The world watched Minnesota after the state made headlines for a triple lynching in 1920, though no one was ever charged for the murders of Elias Clayton, Elmer Jackson or Isaac McGhie. 100 years later the world is watching again, waiting to see if Minnesota will reach a different verdict for George Floyd’s murder. The trial is set to take place March 2021.
WARNING – GRAPHIC CONTENT – LYNCHING
“George Floyd was guilty until proven innocent and that’s the same experience the three men here in Duluth experienced back in 1920 — they were automatically assumed guilty even though they didn’t rape Irene Tusken,” said Henry Banks, Founder of the Clayton, Jackson, McGhie Memorial.
The 100-year anniversary of the lynchings was 21 days after George Floyd’s death. Many feel the day was overlooked because of the ongoing State of Emergency. Months later, tensions still remain high in Minnesota as the state grapples with its response to George Floyd’s brutal murder by Minneapolis police.
Duluth, two hours north of Minneapolis, has tension brewing of its own. Current Chief of Police Mike Tusken, who was promoted to the position in 2016, is related to the woman responsible for the 1920 lynchings.
It was Tusken’s great-aunt, Irene, who lied about being raped by Black men; her false claim cost Clayton, Jackson and McGhie their lives. On June 15, 1920, after Irene Tusken’s claim circulated the city, thousands formed a mob, broke into the Duluth jail, kidnapped the men from their cells, and hung them from a light post in downtown.
In terms of the current chief’s family connection to the lynchings, Banks noted, “It’s not that he’s a bad person, but there are other qualified candidates that Mayor Larson could have chosen for that role.”
The Duluth lynchings were known as the darkest day in Minnesota history. A century later, Minnesota’s violent racism resurfaced, leaving many to believe that infamous title now belongs to May 25, 2020, the day George Floyd was killed.

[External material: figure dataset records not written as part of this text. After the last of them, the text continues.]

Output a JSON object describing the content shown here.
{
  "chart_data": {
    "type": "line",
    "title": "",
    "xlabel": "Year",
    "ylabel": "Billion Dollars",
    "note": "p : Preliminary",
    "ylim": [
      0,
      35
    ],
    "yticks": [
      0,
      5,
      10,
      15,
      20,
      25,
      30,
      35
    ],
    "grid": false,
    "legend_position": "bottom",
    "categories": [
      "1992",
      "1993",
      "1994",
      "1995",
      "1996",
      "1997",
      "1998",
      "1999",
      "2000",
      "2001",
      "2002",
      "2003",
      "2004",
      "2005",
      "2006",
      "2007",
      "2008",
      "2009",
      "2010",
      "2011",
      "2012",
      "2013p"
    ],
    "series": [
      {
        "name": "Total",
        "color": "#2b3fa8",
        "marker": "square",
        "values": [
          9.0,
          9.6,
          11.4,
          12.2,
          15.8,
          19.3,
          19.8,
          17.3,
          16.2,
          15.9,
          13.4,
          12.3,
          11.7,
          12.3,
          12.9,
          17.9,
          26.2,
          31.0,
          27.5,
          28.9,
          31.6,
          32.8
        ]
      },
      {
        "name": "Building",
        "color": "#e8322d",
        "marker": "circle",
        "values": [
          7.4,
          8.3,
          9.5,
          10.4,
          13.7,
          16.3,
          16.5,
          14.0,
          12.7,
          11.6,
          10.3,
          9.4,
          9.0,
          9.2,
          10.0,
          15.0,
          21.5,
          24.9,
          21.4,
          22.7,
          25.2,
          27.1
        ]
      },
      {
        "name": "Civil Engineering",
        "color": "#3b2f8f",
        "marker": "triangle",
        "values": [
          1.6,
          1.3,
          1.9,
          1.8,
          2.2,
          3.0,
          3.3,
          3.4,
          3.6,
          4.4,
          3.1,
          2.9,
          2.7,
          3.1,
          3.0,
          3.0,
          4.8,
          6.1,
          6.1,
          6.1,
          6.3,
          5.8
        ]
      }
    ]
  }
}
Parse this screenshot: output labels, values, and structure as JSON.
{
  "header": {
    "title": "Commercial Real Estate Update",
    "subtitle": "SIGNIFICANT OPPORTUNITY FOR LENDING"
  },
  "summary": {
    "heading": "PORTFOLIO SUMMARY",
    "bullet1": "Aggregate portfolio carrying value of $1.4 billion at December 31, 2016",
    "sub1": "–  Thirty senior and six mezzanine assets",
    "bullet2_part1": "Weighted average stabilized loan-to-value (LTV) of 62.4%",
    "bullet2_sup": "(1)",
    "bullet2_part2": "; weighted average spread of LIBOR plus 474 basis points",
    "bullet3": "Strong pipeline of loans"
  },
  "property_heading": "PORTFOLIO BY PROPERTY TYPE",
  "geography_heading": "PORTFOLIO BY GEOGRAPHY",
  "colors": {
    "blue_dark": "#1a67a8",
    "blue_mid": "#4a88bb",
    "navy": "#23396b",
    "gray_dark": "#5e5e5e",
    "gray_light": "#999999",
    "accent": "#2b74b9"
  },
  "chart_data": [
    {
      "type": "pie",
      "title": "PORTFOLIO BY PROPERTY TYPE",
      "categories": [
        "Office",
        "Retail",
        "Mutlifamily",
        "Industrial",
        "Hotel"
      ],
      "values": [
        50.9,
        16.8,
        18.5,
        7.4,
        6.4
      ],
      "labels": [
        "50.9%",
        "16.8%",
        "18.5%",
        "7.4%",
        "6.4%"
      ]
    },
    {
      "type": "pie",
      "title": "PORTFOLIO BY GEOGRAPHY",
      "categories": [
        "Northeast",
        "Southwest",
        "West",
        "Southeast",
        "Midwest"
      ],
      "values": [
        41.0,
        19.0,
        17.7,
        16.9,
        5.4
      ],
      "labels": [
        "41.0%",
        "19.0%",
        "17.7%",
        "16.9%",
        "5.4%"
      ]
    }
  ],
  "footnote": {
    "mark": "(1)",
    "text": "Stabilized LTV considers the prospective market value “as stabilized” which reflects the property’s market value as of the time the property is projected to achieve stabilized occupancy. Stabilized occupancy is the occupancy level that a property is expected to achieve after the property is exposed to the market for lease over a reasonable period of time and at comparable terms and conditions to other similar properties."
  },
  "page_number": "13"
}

“On behalf of the city of Duluth, as Mayor I apologize to Mr. Clayton, Mr. Jackson, Mr. McGhie and their families for the unjust system that was never, ever set up to keep them alive.”Mayor Emily Larson, City of Duluth
Duluth Mayor Emily Larson issued a public apology for the lynchings. Unicorn Riot reached out to her office to see if the apology was planned in coordination with the centennial of the lynchings or if George Floyd’s death prompted her words of reconciliation. Her office did not respond to our request for comment.
The new historical marker is different from the plaza, the plaza created 2003 focuses on the commemoration of the three men who were murdered. This year’s historical marker was created in part by the Equal Justice Initiative which was founded by National Civil Rights Attorney, Bryan Stevenson and focuses on the historical facts of the lynching and lynchings in America. “The Clayton Jackson McGhie Memorial board is honored to receive the EJI historical marker, as part of the national statement to bring education and awareness around the prevalence of lynching in the country,” says Treasure Jenkins, CJM Board of Directors.
Although the centennial of the three lynchings in Minnesota has passed and the protests for George Floyd have yielded for winter, Banks reminds us that “we must never forget.”